I met with Antonino on Thursday of last week for my first supervision meeting of the year. I had shared my research design via google docs in the run up to the xmas break and he had taken time to read over my proposal.

I was able to show him the additional progress I had made over the xmas break including my attempt at explaining the research design through demonstration. I had cut elements of my trial conversation with Henry Gordon-Smith (HGS) and my analysis of this conversation into the research design – in order to show how I intend to work with data. On reflection I put together something a bit like a user journey for the data, and – as I write this I think – maybe a user journey for the data is actually a nice clear way to communicate what happens to data in my research.

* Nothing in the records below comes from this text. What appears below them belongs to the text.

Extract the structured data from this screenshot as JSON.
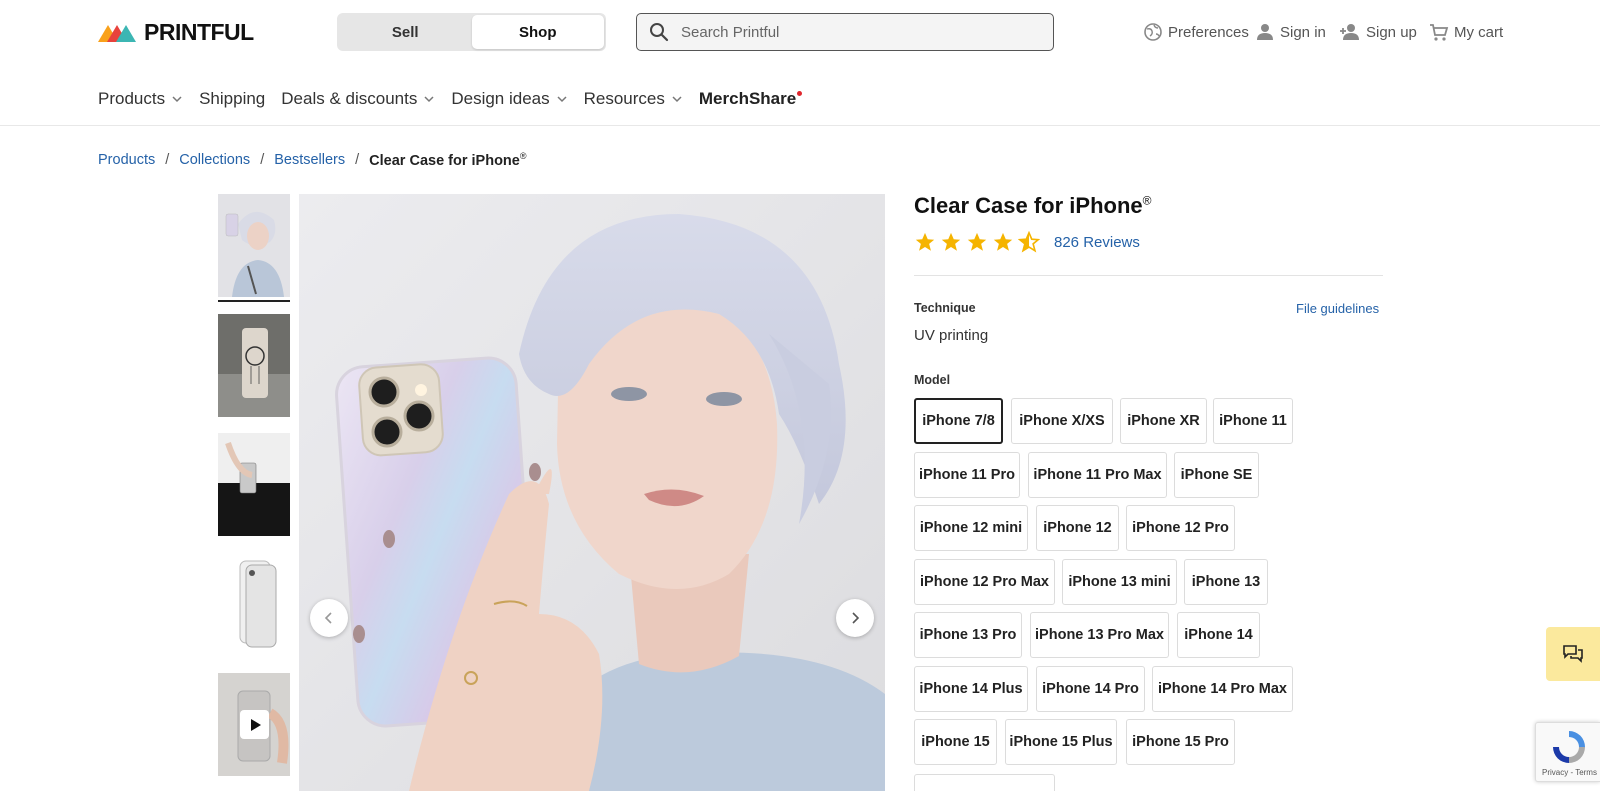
{
  "header": {
    "logo_text": "PRINTFUL",
    "segments": [
      {
        "label": "Sell",
        "active": false
      },
      {
        "label": "Shop",
        "active": true
      }
    ],
    "search_placeholder": "Search Printful",
    "utility": {
      "preferences": "Preferences",
      "sign_in": "Sign in",
      "sign_up": "Sign up",
      "cart": "My cart"
    }
  },
  "nav": {
    "products": "Products",
    "shipping": "Shipping",
    "deals": "Deals & discounts",
    "design_ideas": "Design ideas",
    "resources": "Resources",
    "merchshare": "MerchShare"
  },
  "breadcrumb": {
    "items": [
      "Products",
      "Collections",
      "Bestsellers"
    ],
    "current": "Clear Case for iPhone",
    "current_mark": "®"
  },
  "product": {
    "title": "Clear Case for iPhone",
    "title_mark": "®",
    "rating": 4.5,
    "reviews": "826 Reviews",
    "technique_label": "Technique",
    "technique_value": "UV printing",
    "file_guidelines": "File guidelines",
    "model_label": "Model",
    "selected_model": "iPhone 7/8",
    "models": [
      [
        "iPhone 7/8",
        "iPhone X/XS",
        "iPhone XR",
        "iPhone 11"
      ],
      [
        "iPhone 11 Pro",
        "iPhone 11 Pro Max",
        "iPhone SE"
      ],
      [
        "iPhone 12 mini",
        "iPhone 12",
        "iPhone 12 Pro"
      ],
      [
        "iPhone 12 Pro Max",
        "iPhone 13 mini",
        "iPhone 13"
      ],
      [
        "iPhone 13 Pro",
        "iPhone 13 Pro Max",
        "iPhone 14"
      ],
      [
        "iPhone 14 Plus",
        "iPhone 14 Pro",
        "iPhone 14 Pro Max"
      ],
      [
        "iPhone 15",
        "iPhone 15 Plus",
        "iPhone 15 Pro"
      ]
    ]
  },
  "recaptcha": {
    "text": "Privacy - Terms"
  },
  "colors": {
    "link": "#2562a8",
    "star": "#f5b400",
    "chat_bg": "#fbe99d",
    "notification_dot": "#e0262d"
  }
}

Antonino pointed out to me that it wasn’t clear how the research design will draw out an architectural perspective (if this is what I desire). He asked me to reiterate what I mean by agritecture.

For me at the moment I see agritecture as where architecture seeks to recreate, replicate or replace agricultural landscape and processes…

So what does that mean in terms of agritectural elements? Antonino suggests light, ventilation and engineering and I want to cut him off because I have a strong sense of what agritecture is… from my experience trying to bring a permaculture approach to indoor agriculture with Bristol Fish Project. Yet he is right – the point he is making is that – the generation of this  type of data isn’t a clear aim of my research design. I would say in this conversation I really found greater clarity that this is an aim of my research.

Our conversation widens – He asks of me – what are the architectural problems here? and – the agritectural element – is it just a box? We discuss how architecture has increasingly shifted towards variants of the box – but it wasn’t always like this.

I’m conscious that in my conversation with HGS, that he did mention agritectural elements – pointing at rooftops, gardens etc – I want to go back to the conversation and draw these out. I pretty much sidelined them – which is revealing of my way of ‘reading’ the conversation. I need to shed some biases if I’m going to do this properly.

I have the urge off the back of our meeting to go through the agritectural elements of the Bristol Fish Project farm – to help develop my sensitivity to elements as they are described and perhaps to begin working on a typology. I have some concern that this will pull my research towards my own biases – and yet – it seems a good way to record what I think.